My son Aidan was born in mid-July. Dana was adjusting well to being a full-time mom, and Trevor was a very engaged big brother. Encore muddled through its key initiatives, but somehow our stock price actually rebounded nicely. It allowed me to feel a little less frantic when I arrived in Sausalito in November for LaL’s leadership seminar.
This time, I came with three new Encore executives. While the location was the same, my approach was different. Instead of looking for reasons to disengage, I focused on tackling my shortcomings.
We spent the first few days working through exercises designed to identify the causes of our unproductive behaviors. Sometimes, these exercises asked us to reflect on our childhood. I quickly identified important moments, but I couldn’t connect them with specific feelings. It was frustrating.
One behavioral issue was beginning to stand out: my inability to deliver critical feedback to people in a constructive way, even if I knew they would ultimately fail without it. Because I was outspoken and thrived on debate, I had never perceived myself as avoiding conflict. Over the past year, however, as I sought to stop using sarcasm, I realized I had a lot of unexpressed criticisms. Instead of delivering the feedback to my team, I rationalized that people would get defensive or weren’t capable of changing. I discussed this with Shayne.
“If you were struggling,” Shayne asked, “would you want your boss to bring it up and help you identify a path forward?”
The obvious answer was yes. “I want to tell them what I think,” I explained, “but I worry it will hurt their feelings.”
“That’s a common feeling. It may feel like it’s about the other person, but underneath, the root cause of these behaviors is ultimately about you and your self-worth. How would hurting their feelings be a threat to your ego?”
I thought out loud, “Well, if they feel hurt, they might shut down or get defensive—”
“And so, how would that make you uncomfortable or threaten you?”
I paused, thinking about my CFO, Paul, with whom I now had a warm relationship and increasingly strong collaboration. There were certain leadership behaviors I didn’t raise with him because I didn’t like the awkward silence that fell between us. “The threat to my ego would be that they wouldn’t like me.”
“And what would be the danger of that?”
I felt tension in my chest as I pictured it in my mind. “Separation. Rejection.”
“Can you feel that discomfort now, as you say that?”
I nodded.
“That’s your key. That underlying fear of separation is what’s stopping you.”

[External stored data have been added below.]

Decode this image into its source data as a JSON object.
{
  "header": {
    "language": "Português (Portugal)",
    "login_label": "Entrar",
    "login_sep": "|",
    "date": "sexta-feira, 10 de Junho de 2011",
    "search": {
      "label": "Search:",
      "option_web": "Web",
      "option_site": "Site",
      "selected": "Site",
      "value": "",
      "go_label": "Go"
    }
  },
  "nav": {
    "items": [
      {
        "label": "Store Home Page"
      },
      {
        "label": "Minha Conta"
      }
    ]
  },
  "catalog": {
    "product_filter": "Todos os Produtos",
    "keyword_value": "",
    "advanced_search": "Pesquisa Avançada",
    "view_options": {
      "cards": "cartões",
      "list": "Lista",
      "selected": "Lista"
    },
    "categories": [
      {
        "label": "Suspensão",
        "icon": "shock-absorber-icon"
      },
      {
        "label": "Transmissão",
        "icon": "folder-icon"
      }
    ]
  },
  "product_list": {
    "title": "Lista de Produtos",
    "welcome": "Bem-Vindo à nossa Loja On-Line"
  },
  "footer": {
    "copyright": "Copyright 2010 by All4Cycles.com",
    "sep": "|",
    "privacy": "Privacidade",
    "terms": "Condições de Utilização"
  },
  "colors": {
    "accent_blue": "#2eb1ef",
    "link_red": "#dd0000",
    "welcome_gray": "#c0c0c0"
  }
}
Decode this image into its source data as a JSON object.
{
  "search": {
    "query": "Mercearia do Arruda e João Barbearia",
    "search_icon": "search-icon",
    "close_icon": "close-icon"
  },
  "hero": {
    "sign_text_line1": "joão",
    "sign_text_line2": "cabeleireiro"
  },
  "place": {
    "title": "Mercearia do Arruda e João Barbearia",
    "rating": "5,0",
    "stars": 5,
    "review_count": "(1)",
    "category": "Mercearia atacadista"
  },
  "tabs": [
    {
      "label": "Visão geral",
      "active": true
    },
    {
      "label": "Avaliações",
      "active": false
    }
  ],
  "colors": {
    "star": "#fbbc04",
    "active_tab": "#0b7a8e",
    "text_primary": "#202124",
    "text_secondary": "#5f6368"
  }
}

I challenged myself to remember when I had felt that same discomfort growing up. It dawned on me that I’d frequently felt it during visits with my mother’s parents.
I always loved being around my maternal grandparents, especially my grandfather, who took me fishing and taught me how to play golf. Time with them at their home in Florida was often the highlight of my summer. But the relationship between my parents and my mother’s mom and dad was tense, and long periods passed when they didn’t speak with one another. On one visit, they had a huge argument. In the middle of the night, my parents woke up my brother and me, packed the car, and drove us back to New Jersey in a rage.
My parents didn’t speak with my grandparents for months. It wasn’t the first time they had severed a family relationship, and usually I didn’t care. But I was much tighter with my grandfather than with my other relatives, and feeling cut off from him was scary. I could see my mom wanted us on her side, and I felt caught in the middle. I finally wrote my grandparents a letter stating that if they didn’t apologize I wouldn’t speak to them again. Somehow, I sensed they would give in first. They did, and we went about life like it never happened.
I hadn’t thought about those events in decades. I didn’t know if my recollection of the facts was completely accurate, but I knew this memory was meaningful. I realized I couldn’t remember a single example of a conflict leading to a useful outcome. Mapping these experiences on one of LaL’s charts helped me identify conclusions I was still holding on to: “conflict leads to separation”; “you can be disposed of at any time”; “my most important relationships can just end.”
Was it possible that my unwillingness to give feedback to my coworkers was tied to something that happened twenty-five years earlier? From the beginning of my relationship with Shayne, I had stayed skeptical of the notion that my past could impact my present in a dysfunctional way. Shit, I thought, maybe they’re right.
SHAYNE
Brandon didn’t need me to tell him to provide clearer developmental feedback. He knew it was important. So why wasn’t he doing it?
Any time we know intellectually what to do, but our actual behavior is inconsistent or in contradiction, it is a sign we are being short-circuited by our egosystem. These behavioral derailers come in many forms: conflict avoidance, procrastination, defensiveness, people pleasing, shutting down, being argumentative, just to name a few. Upon examination, these ingrained knee-jerk reactions invariably prove to be predictable and recurrent.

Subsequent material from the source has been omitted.